Zwei alte Schweinerassen kamen infrage, das Wollschwein und das Sattelschwein. Letztlich haben sich die beiden für das Angler Sattelschwein entschieden, weil dem nachgesagt wird, dass es sehr menschenbezogen und menschenfreundlich sei. »Und das war eine gute Entscheidung. Die sind topp für das, was wir hier tun.«

Im Hutewald

Abkühlung sehr willkommen: Die Bäuerin mit dem Wasserschlauch bei ihren Schweinen.
Abkühlung sehr willkommen: Die Bäuerin mit dem Wasserschlauch bei ihren Schweinen.

Hinter dem Hutewaldhof geht es eine Kuppe hinauf durch den Wald zu den Feldern, auf denen die Schweine die meiste Zeit des Jahres leben. Wobei der Name des Hofes Programm ist, denn im Herbst und angehenden Winter dürfen die Schweine dann auch in den Wald, zum Ernten von Eicheln. Wobei sie dabei auch Kräuter und Pilze mitnehmen und auch Käfer, Larven und Schnecken und allerlei Bodengetier, das sie hochwühlen.

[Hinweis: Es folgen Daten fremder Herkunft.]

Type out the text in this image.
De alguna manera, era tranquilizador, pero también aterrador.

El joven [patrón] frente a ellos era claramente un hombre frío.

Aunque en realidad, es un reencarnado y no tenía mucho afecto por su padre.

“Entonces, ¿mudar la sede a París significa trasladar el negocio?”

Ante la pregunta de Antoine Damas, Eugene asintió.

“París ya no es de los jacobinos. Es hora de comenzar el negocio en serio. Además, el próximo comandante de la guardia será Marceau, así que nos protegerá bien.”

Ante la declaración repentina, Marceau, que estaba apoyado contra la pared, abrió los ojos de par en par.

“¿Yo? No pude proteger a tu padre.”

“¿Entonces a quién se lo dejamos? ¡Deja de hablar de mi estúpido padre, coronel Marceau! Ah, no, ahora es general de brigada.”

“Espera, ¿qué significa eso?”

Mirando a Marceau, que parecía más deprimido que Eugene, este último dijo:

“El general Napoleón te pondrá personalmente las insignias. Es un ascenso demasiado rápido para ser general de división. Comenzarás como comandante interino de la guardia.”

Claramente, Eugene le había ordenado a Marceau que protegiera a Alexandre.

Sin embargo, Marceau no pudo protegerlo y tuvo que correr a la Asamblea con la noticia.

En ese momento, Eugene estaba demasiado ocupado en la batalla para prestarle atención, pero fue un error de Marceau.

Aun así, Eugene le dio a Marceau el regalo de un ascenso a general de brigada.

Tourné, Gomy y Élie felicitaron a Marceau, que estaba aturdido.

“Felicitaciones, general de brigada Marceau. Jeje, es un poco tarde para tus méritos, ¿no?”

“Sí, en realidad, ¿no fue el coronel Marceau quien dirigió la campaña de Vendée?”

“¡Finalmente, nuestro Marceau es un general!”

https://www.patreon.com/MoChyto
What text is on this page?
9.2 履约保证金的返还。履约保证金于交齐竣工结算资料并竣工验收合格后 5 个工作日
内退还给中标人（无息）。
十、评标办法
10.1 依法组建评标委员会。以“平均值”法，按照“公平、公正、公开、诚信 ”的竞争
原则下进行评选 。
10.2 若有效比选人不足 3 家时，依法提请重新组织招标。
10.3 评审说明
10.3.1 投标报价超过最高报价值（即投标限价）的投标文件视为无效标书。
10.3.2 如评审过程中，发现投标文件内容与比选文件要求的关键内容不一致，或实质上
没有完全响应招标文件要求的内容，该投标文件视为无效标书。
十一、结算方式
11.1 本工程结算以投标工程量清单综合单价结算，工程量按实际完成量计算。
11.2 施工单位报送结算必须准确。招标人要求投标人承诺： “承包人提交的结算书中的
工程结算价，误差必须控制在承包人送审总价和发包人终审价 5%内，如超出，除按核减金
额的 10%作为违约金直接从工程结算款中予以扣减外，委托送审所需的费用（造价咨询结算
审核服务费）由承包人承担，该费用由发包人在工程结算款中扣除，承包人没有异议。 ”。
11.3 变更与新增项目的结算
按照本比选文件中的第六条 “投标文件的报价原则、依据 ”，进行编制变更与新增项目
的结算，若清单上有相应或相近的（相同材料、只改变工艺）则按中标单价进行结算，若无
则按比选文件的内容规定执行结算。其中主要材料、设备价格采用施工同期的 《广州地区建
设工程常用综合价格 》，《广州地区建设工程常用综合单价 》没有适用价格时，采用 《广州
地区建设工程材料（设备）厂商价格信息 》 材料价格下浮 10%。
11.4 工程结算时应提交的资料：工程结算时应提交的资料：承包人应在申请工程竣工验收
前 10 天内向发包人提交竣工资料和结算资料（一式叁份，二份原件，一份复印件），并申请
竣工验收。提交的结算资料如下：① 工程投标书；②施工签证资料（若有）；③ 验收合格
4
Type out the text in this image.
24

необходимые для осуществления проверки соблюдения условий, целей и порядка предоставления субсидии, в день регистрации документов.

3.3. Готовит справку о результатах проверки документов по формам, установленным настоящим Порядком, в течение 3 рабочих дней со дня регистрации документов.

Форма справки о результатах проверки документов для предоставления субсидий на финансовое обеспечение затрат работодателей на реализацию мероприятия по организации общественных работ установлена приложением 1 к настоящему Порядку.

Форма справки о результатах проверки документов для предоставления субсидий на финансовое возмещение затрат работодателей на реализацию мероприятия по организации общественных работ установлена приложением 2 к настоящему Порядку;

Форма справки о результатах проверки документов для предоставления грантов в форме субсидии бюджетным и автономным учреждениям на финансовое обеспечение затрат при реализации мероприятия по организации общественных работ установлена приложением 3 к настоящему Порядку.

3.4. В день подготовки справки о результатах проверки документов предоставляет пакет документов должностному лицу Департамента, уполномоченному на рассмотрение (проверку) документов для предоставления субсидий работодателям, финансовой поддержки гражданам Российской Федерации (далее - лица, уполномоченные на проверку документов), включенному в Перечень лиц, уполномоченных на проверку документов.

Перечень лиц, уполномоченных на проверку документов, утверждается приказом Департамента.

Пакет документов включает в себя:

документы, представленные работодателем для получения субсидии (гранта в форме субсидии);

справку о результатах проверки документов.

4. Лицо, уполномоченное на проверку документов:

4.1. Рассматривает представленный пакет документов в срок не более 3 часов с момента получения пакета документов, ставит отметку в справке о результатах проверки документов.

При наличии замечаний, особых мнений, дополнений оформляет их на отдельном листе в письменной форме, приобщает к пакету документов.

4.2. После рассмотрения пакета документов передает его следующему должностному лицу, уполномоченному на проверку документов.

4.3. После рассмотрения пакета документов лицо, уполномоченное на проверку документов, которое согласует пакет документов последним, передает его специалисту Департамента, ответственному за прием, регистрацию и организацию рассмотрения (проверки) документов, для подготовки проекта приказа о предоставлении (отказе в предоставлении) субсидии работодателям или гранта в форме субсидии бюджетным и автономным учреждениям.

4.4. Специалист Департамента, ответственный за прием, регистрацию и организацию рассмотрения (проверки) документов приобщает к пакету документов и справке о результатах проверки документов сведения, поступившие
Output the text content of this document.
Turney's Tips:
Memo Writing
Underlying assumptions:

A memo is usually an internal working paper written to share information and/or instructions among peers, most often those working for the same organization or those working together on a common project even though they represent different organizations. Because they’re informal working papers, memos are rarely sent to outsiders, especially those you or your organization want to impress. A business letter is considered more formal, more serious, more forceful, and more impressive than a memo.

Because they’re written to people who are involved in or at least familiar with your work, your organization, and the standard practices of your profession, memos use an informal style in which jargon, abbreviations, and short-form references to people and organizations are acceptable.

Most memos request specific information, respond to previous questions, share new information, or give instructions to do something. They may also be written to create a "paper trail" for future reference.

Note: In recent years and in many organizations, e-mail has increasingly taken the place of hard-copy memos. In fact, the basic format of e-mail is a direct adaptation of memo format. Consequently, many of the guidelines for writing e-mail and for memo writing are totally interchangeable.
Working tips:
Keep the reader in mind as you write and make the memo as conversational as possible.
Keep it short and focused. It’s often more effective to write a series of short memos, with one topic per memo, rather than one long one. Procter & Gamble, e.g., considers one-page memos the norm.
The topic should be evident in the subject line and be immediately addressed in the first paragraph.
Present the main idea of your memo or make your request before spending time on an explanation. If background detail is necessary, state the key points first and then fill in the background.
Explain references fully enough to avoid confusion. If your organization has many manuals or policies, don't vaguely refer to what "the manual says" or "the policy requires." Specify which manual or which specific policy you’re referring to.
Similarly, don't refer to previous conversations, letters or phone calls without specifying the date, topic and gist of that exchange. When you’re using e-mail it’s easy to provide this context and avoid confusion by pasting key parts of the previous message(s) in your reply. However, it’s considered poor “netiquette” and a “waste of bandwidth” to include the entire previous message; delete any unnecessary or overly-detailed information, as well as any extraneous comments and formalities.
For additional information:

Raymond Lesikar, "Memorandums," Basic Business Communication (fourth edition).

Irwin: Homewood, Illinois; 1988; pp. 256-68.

Nachdem Kathrin Ollendorf und Holger Linde nach zwei Jahren Hickhack mit den Behörden schließlich die Sondergenehmigung hatten und ihre Schweine tatsächlich in den eigenen Wald lassen durften, hat ihnen die Untere Naturschutzbehörde zur Auflage gemacht, ein jährliches Waldmonitoring vorzulegen. Dadurch ist jetzt über zehn Jahre lang dokumentiert, dass die zeitweilige Nutzung durch die Schweine dem Wald sogar gutgetan hat. Er ist vielfältiger geworden, es gibt mehr Kräuter und mehr junge Bäume. Auch weil die beiden den Wald langsam in einen Mischwald umbauen, indem sie immer mal wieder eine der alten Kiefern fällen, um Platz für den Nachwuchs der Eichen zu schaffen. Die übrigens gut wachsen, obwohl die Schweine Eicheln wegfressen.

Heutige Förster mögen das kaum glauben. Dabei wurden die Wälder früher sogar nach der Menge an Huteschweinen und anderen Waldweidetieren bewertet, die sie ernähren konnten. Heute ist die Waldweide verboten, was unseren Wäldern nicht gutgetan hat, was ich ja auch hier in einer anderen Episode von Podcast und Blog schon erzählt habe.

Die meiste Zeit leben die Schweine des Hutewaldhofes aber nicht im Wald, sondern auf den rund zehn Hektar großen Ackerflächen. Die sind zwiefach umzäunt und mit einem hohen äußeren Sicherheitszaun umgeben, auf dass keinerlei Kontakt der Schweine mit ihren draußen lebenden wilden Verwandten zustande kommt. Die Schweinehaltung im Freien unterliegt hohen Seuchenschutz-Auflagen. Besucher wie ich dürfen auch nur mit hofeigenen Gummistiefeln zu den Tieren.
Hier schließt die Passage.